First of all, you need to learn some basics of database and SQL at least. Without that it’s difficult for you to learn SAP HANA.

Then you can jump into SAP HANA. Although there are huge amounts of learning materials of SAP HANA, what I highly recommend is http://help.sap.com/hana. It’s free, public and official. You can find almost everything from this entry point, e.g., SAP HANA SQL reference, SAP HANA Developer Guide, SAP HANA Administration Guide, SAP HANA Academy, openSAP, etc. Please bookmark this link and believe me it will become the best friend on your way to SAP HANA expert.

Finally you need to practice. Practice makes perfect. Reading materials and watching videos are theoretical and not enough. Since the CloudShare 30 day free trial is no longer available, you can play with SAP HANA Cloud Platform trial. Get a developer account right now. Or you can play with SAP HANA developer edition and have a look at the step by step tutorials.

Can you tell us a little about the projects you are working on right now?

Currently I am working on telecom solutions with SAP HANA. We are now building a prototype of telecom solutions based on SAP HANA XS. In this new application, we also use predictive analysis library, text analysis, geo-spatial to leverage the power of SAP HANA advanced features.

Besides projects and PoCs, I also lead a virtual team named “HANAGeek” which focuses on sharing the knowledge of SAP HANA locally. We’ve already post a lot of blogs on SAP HANA (Chinese). It’s very helpful for SAP HANA learners in China.

Tell us about one of your HANA war wounds!

Two or three years ago, since SAP HANA was still in the early stages, sometimes it’s really difficult for us to do PoCs. As you know, the dataset is huge in telecom industry. In those days we confronted various problems when importing telecom data into SAP HANA. The only solution is reporting bugs and waiting for fixes. Besides without some features like window function and scalar UDF, we had to use some workarounds like self-join. With the rapid development of SAP HANA, we have no such issues any more.

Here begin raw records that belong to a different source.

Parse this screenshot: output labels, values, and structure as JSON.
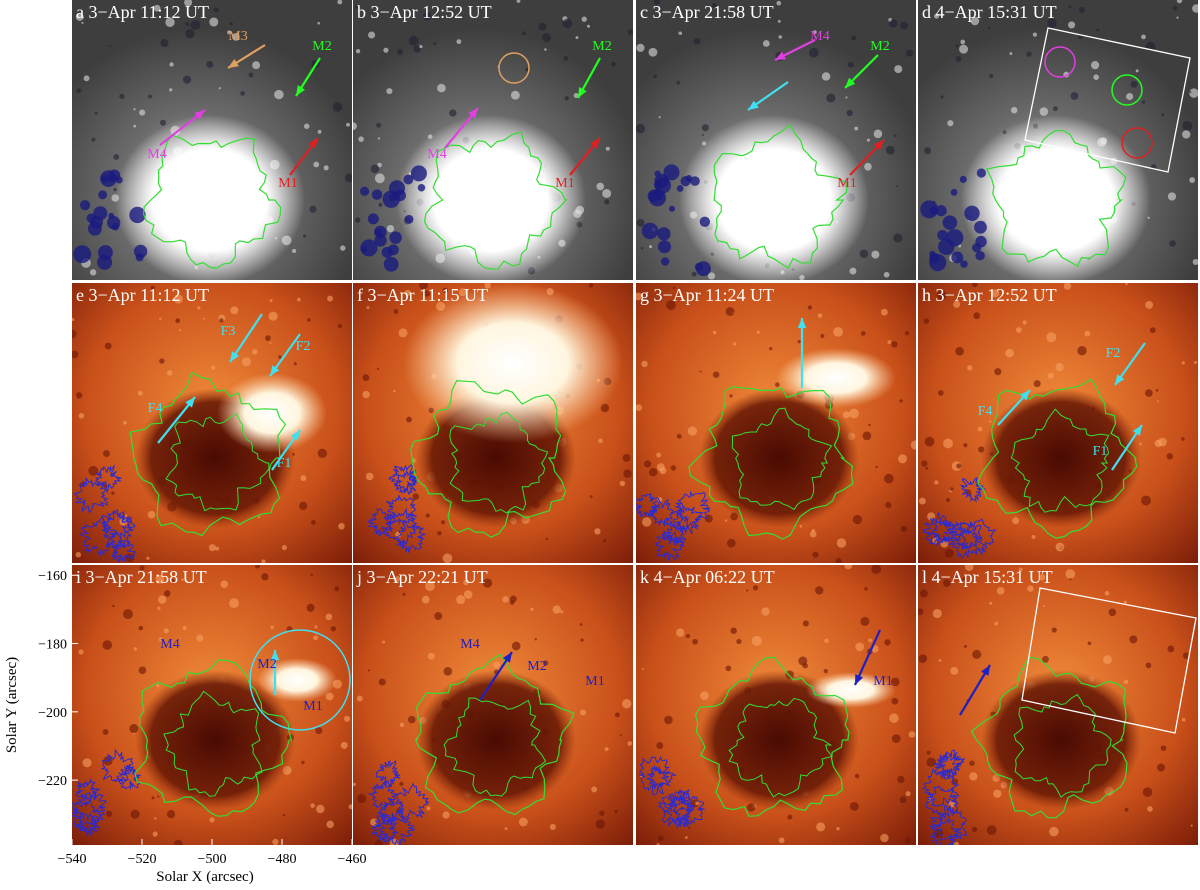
{
  "panels": [
    {
      "label": "a 3−Apr 11:12 UT",
      "notes": [
        "M3",
        "M2",
        "M4",
        "M1"
      ]
    },
    {
      "label": "b 3−Apr 12:52 UT",
      "notes": [
        "M2",
        "M4",
        "M1"
      ]
    },
    {
      "label": "c 3−Apr 21:58 UT",
      "notes": [
        "M4",
        "M2",
        "M1"
      ]
    },
    {
      "label": "d 4−Apr 15:31 UT",
      "notes": []
    },
    {
      "label": "e 3−Apr 11:12 UT",
      "notes": [
        "F3",
        "F2",
        "F4",
        "F1"
      ]
    },
    {
      "label": "f 3−Apr 11:15 UT",
      "notes": []
    },
    {
      "label": "g 3−Apr 11:24 UT",
      "notes": []
    },
    {
      "label": "h 3−Apr 12:52 UT",
      "notes": [
        "F2",
        "F4",
        "F1"
      ]
    },
    {
      "label": "i 3−Apr 21:58 UT",
      "notes": [
        "M4",
        "M2",
        "M1"
      ]
    },
    {
      "label": "j 3−Apr 22:21 UT",
      "notes": [
        "M4",
        "M2",
        "M1"
      ]
    },
    {
      "label": "k 4−Apr 06:22 UT",
      "notes": [
        "M1"
      ]
    },
    {
      "label": "l 4−Apr 15:31 UT",
      "notes": []
    }
  ],
  "axes": {
    "xlabel": "Solar X (arcsec)",
    "ylabel": "Solar Y (arcsec)",
    "xlim": [
      -540,
      -460
    ],
    "ylim": [
      -239,
      -157
    ],
    "xticks": [
      {
        "value": -540,
        "label": "−540"
      },
      {
        "value": -520,
        "label": "−520"
      },
      {
        "value": -500,
        "label": "−500"
      },
      {
        "value": -480,
        "label": "−480"
      },
      {
        "value": -460,
        "label": "−460"
      }
    ],
    "yticks": [
      {
        "value": -160,
        "label": "−160"
      },
      {
        "value": -180,
        "label": "−180"
      },
      {
        "value": -200,
        "label": "−200"
      },
      {
        "value": -220,
        "label": "−220"
      }
    ]
  }
}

Regarding development, privileges were the nightmare when I started to use modeling and XS and the error message “Insufficient privileges” is my biggest enemy in those days. So, I decided to figure out the authorizations/roles/privileges in SAP HANA. It really took some time for me to learn this stuff, but it’s worth doing this. No pain no gain. Now I’m not afraid of privileges any longer.

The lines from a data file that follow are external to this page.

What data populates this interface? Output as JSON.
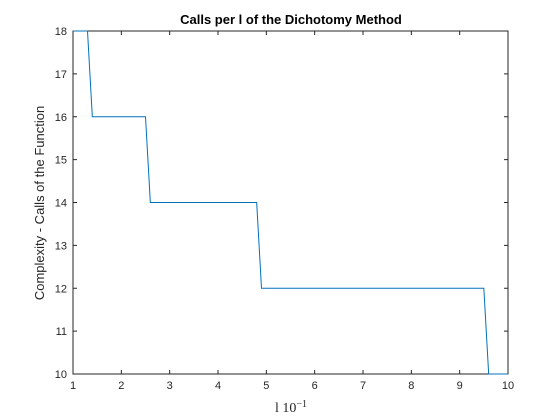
{
  "chart_data": {
    "type": "line",
    "title": "Calls per l of the Dichotomy Method",
    "xlabel": "l 10^-1",
    "xlabel_base": "l 10",
    "xlabel_exp": "−1",
    "ylabel": "Complexity - Calls of the Function",
    "xlim": [
      1,
      10
    ],
    "ylim": [
      10,
      18
    ],
    "xticks": [
      1,
      2,
      3,
      4,
      5,
      6,
      7,
      8,
      9,
      10
    ],
    "yticks": [
      10,
      11,
      12,
      13,
      14,
      15,
      16,
      17,
      18
    ],
    "grid": false,
    "series": [
      {
        "color": "#0072BD",
        "x": [
          1.0,
          1.3,
          1.4,
          2.5,
          2.6,
          4.8,
          4.9,
          9.5,
          9.6,
          10.0
        ],
        "y": [
          18,
          18,
          16,
          16,
          14,
          14,
          12,
          12,
          10,
          10
        ]
      }
    ]
  },
  "colors": {
    "axis": "#262626",
    "background": "#ffffff",
    "line": "#0072BD"
  }
}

What do you see in the future of HANA?

In my opinion, in today’s era of big data SAP HANA has a bright future with its powerful in-memory platform. Asyou know, SAP HANA has lots of advantages/features such as column store, compression, parallelism and so on which I won’t describe in details here. There is no doubt that SAP HANA can process the big data in real-time, but what I am interested in is that with SAP HANA, what we can do that we couldn’t do previously to make our life better. Like Dr. Vishal Sikka said in the openSAP course, “The only limitation is our imagination”, I always remember and believe this.

If there was one change you could make to HANA, what would it be?

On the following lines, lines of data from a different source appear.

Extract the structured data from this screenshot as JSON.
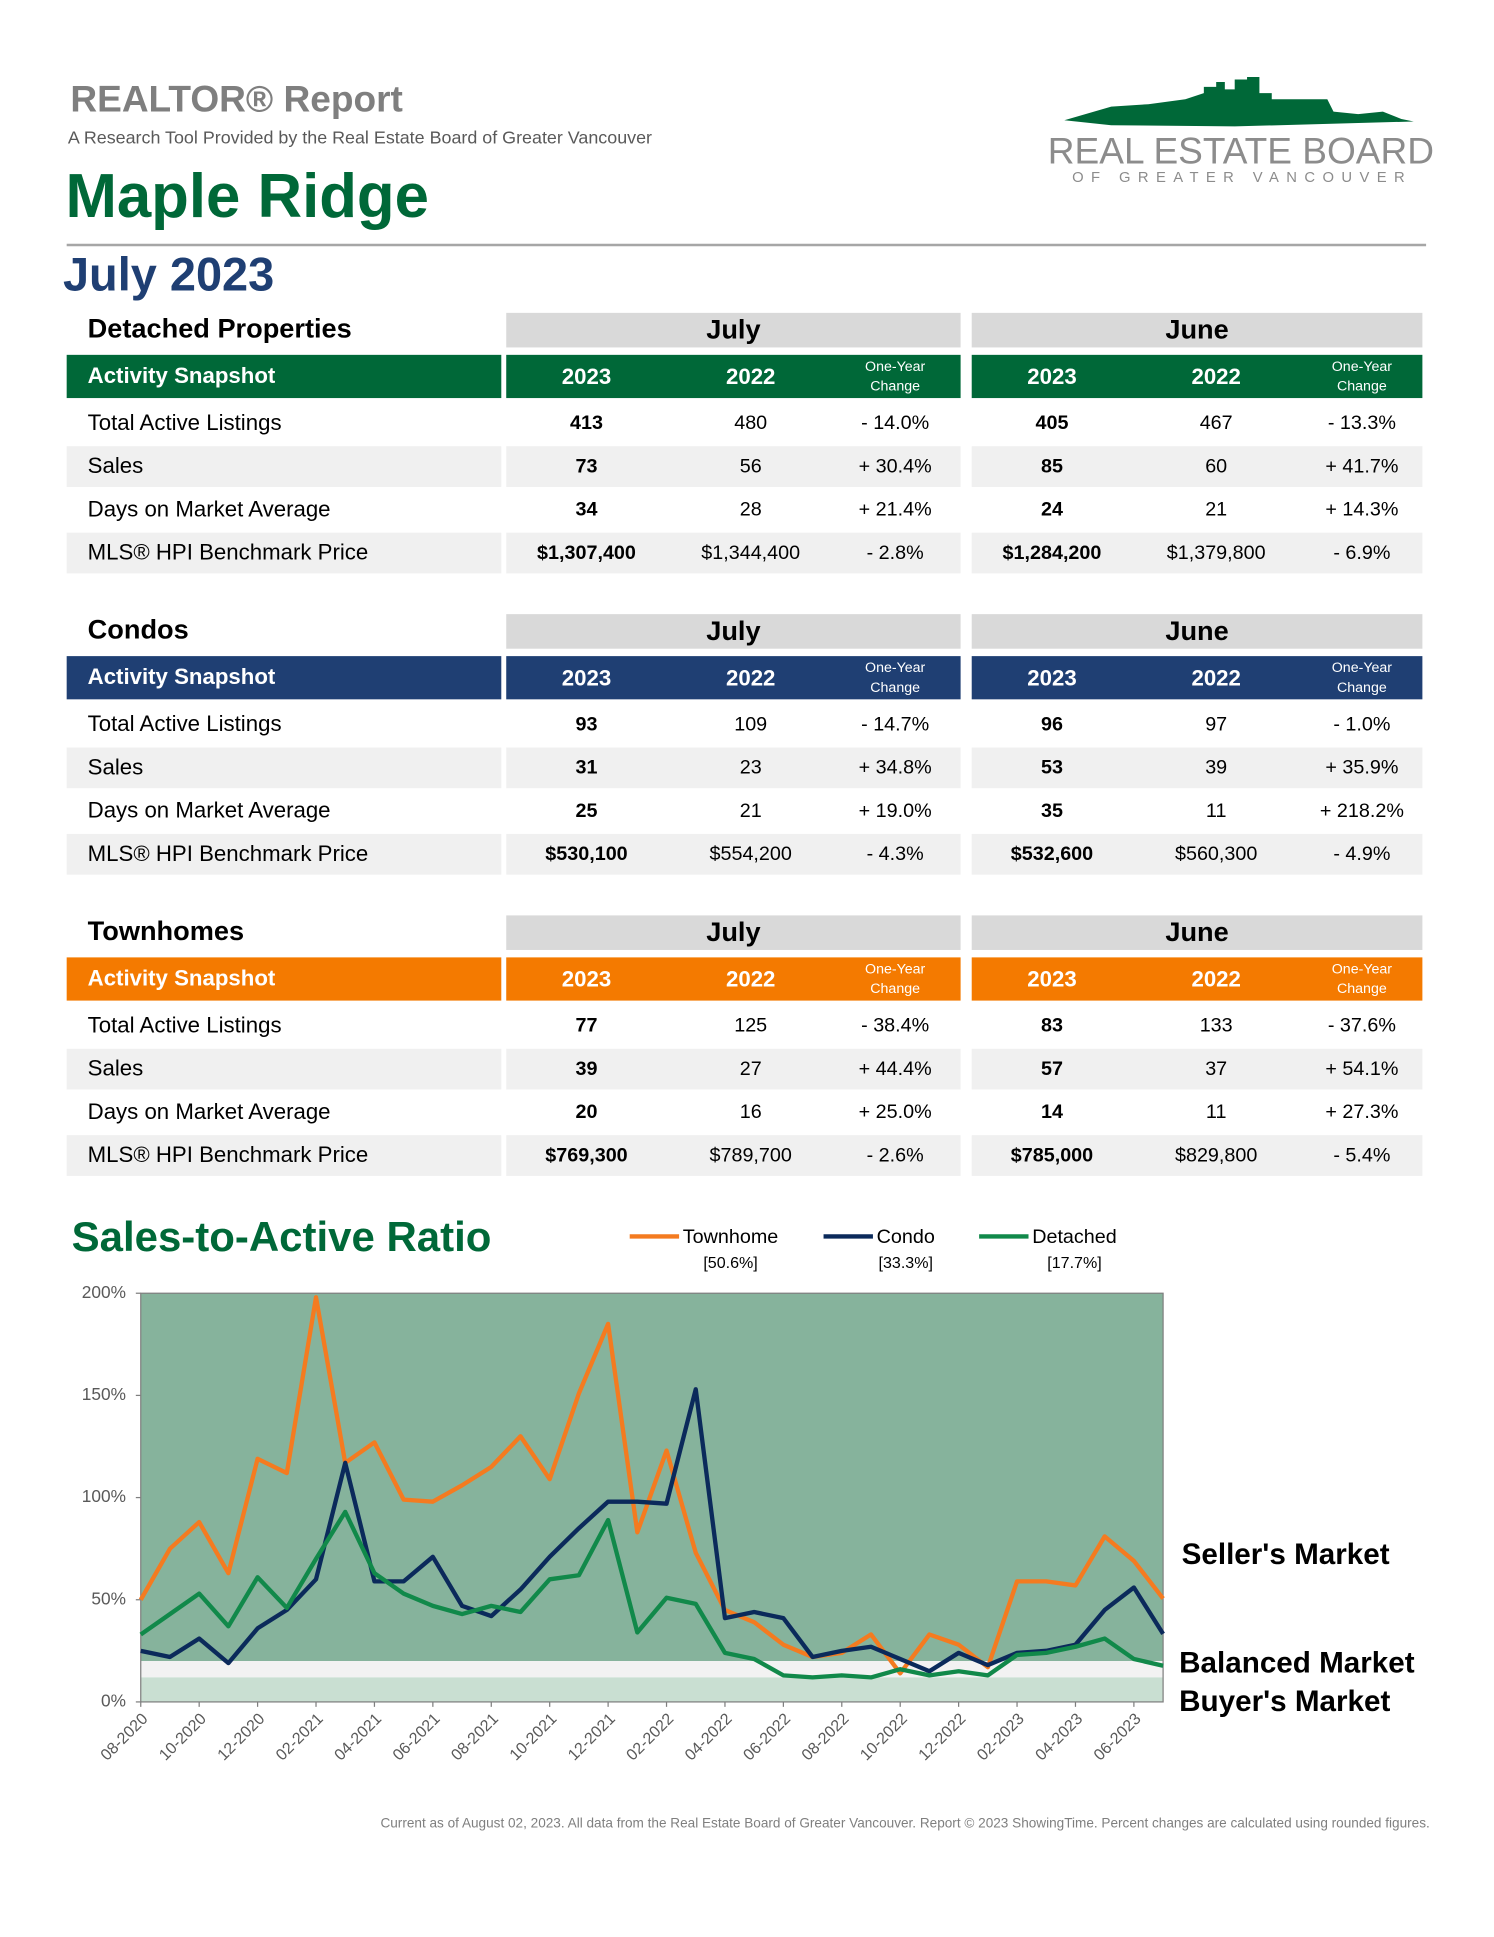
{
  "header": {
    "title": "REALTOR® Report",
    "subtitle": "A Research Tool Provided by the Real Estate Board of Greater Vancouver",
    "area": "Maple Ridge",
    "period": "July 2023",
    "logo_main": "REAL ESTATE BOARD",
    "logo_sub": "OF GREATER VANCOUVER"
  },
  "sections": [
    {
      "title": "Detached Properties",
      "snapshot": "Activity Snapshot",
      "color": "#006838",
      "periods": [
        {
          "month": "July",
          "columns": [
            "2023",
            "2022",
            "One-Year Change"
          ]
        },
        {
          "month": "June",
          "columns": [
            "2023",
            "2022",
            "One-Year Change"
          ]
        }
      ],
      "rows": [
        {
          "label": "Total Active Listings",
          "values": [
            "413",
            "480",
            "- 14.0%",
            "405",
            "467",
            "- 13.3%"
          ]
        },
        {
          "label": "Sales",
          "values": [
            "73",
            "56",
            "+ 30.4%",
            "85",
            "60",
            "+ 41.7%"
          ]
        },
        {
          "label": "Days on Market Average",
          "values": [
            "34",
            "28",
            "+ 21.4%",
            "24",
            "21",
            "+ 14.3%"
          ]
        },
        {
          "label": "MLS® HPI Benchmark Price",
          "values": [
            "$1,307,400",
            "$1,344,400",
            "- 2.8%",
            "$1,284,200",
            "$1,379,800",
            "- 6.9%"
          ]
        }
      ]
    },
    {
      "title": "Condos",
      "snapshot": "Activity Snapshot",
      "color": "#1f3f73",
      "periods": [
        {
          "month": "July",
          "columns": [
            "2023",
            "2022",
            "One-Year Change"
          ]
        },
        {
          "month": "June",
          "columns": [
            "2023",
            "2022",
            "One-Year Change"
          ]
        }
      ],
      "rows": [
        {
          "label": "Total Active Listings",
          "values": [
            "93",
            "109",
            "- 14.7%",
            "96",
            "97",
            "- 1.0%"
          ]
        },
        {
          "label": "Sales",
          "values": [
            "31",
            "23",
            "+ 34.8%",
            "53",
            "39",
            "+ 35.9%"
          ]
        },
        {
          "label": "Days on Market Average",
          "values": [
            "25",
            "21",
            "+ 19.0%",
            "35",
            "11",
            "+ 218.2%"
          ]
        },
        {
          "label": "MLS® HPI Benchmark Price",
          "values": [
            "$530,100",
            "$554,200",
            "- 4.3%",
            "$532,600",
            "$560,300",
            "- 4.9%"
          ]
        }
      ]
    },
    {
      "title": "Townhomes",
      "snapshot": "Activity Snapshot",
      "color": "#f47a00",
      "periods": [
        {
          "month": "July",
          "columns": [
            "2023",
            "2022",
            "One-Year Change"
          ]
        },
        {
          "month": "June",
          "columns": [
            "2023",
            "2022",
            "One-Year Change"
          ]
        }
      ],
      "rows": [
        {
          "label": "Total Active Listings",
          "values": [
            "77",
            "125",
            "- 38.4%",
            "83",
            "133",
            "- 37.6%"
          ]
        },
        {
          "label": "Sales",
          "values": [
            "39",
            "27",
            "+ 44.4%",
            "57",
            "37",
            "+ 54.1%"
          ]
        },
        {
          "label": "Days on Market Average",
          "values": [
            "20",
            "16",
            "+ 25.0%",
            "14",
            "11",
            "+ 27.3%"
          ]
        },
        {
          "label": "MLS® HPI Benchmark Price",
          "values": [
            "$769,300",
            "$789,700",
            "- 2.6%",
            "$785,000",
            "$829,800",
            "- 5.4%"
          ]
        }
      ]
    }
  ],
  "chart_data": {
    "type": "line",
    "title": "Sales-to-Active Ratio",
    "x": [
      "08-2020",
      null,
      "10-2020",
      null,
      "12-2020",
      null,
      "02-2021",
      null,
      "04-2021",
      null,
      "06-2021",
      null,
      "08-2021",
      null,
      "10-2021",
      null,
      "12-2021",
      null,
      "02-2022",
      null,
      "04-2022",
      null,
      "06-2022",
      null,
      "08-2022",
      null,
      "10-2022",
      null,
      "12-2022",
      null,
      "02-2023",
      null,
      "04-2023",
      null,
      "06-2023",
      null
    ],
    "series": [
      {
        "name": "Townhome",
        "label": "[50.6%]",
        "color": "#f47b20",
        "values": [
          50,
          75,
          88,
          63,
          119,
          112,
          198,
          117,
          127,
          99,
          98,
          106,
          115,
          130,
          109,
          151,
          185,
          83,
          123,
          73,
          45,
          39,
          28,
          22,
          24,
          33,
          14,
          33,
          28,
          17,
          59,
          59,
          57,
          81,
          69,
          50.6
        ]
      },
      {
        "name": "Condo",
        "label": "[33.3%]",
        "color": "#0b2a5b",
        "values": [
          25,
          22,
          31,
          19,
          36,
          45,
          60,
          117,
          59,
          59,
          71,
          47,
          42,
          55,
          71,
          85,
          98,
          98,
          97,
          153,
          41,
          44,
          41,
          22,
          25,
          27,
          21,
          15,
          24,
          18,
          24,
          25,
          28,
          45,
          56,
          33.3
        ]
      },
      {
        "name": "Detached",
        "label": "[17.7%]",
        "color": "#11894a",
        "values": [
          33,
          43,
          53,
          37,
          61,
          46,
          70,
          93,
          63,
          53,
          47,
          43,
          47,
          44,
          60,
          62,
          89,
          34,
          51,
          48,
          24,
          21,
          13,
          12,
          13,
          12,
          16,
          13,
          15,
          13,
          23,
          24,
          27,
          31,
          21,
          17.7
        ]
      }
    ],
    "zones": [
      {
        "label": "Seller's Market",
        "from": 20,
        "to": 200,
        "color": "#86b39c"
      },
      {
        "label": "Balanced Market",
        "from": 12,
        "to": 20,
        "color": "#f2f2f2"
      },
      {
        "label": "Buyer's Market",
        "from": 0,
        "to": 12,
        "color": "#c9dfd2"
      }
    ],
    "ylim": [
      0,
      200
    ],
    "yticks": [
      {
        "value": 0,
        "label": "0%"
      },
      {
        "value": 50,
        "label": "50%"
      },
      {
        "value": 100,
        "label": "100%"
      },
      {
        "value": 150,
        "label": "150%"
      },
      {
        "value": 200,
        "label": "200%"
      }
    ]
  },
  "footer": "Current as of August 02, 2023. All data from the Real Estate Board of Greater Vancouver. Report © 2023 ShowingTime. Percent changes are calculated using rounded figures."
}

Add more functions in information views. Although you can implement most SQL functions with the current existing functions in information views, sometimes you need to combine several functions and write more code to implement one SQL function which you really need in your calculated column.

Tell us a bit about yourself outside of HANA and work

I love traveling and had visited more than 20 countries when I studied in Germany. I was married last year and my biggest wish is visiting those places again with my lovely wife. :smile: Besides I like playing tennis, jogging, watching movies, singing, reading/writing technical blogs, learning new technology and so on. Recently I’m keen on MOOCs such as openSAP and openHPI. I enjoy learning new things.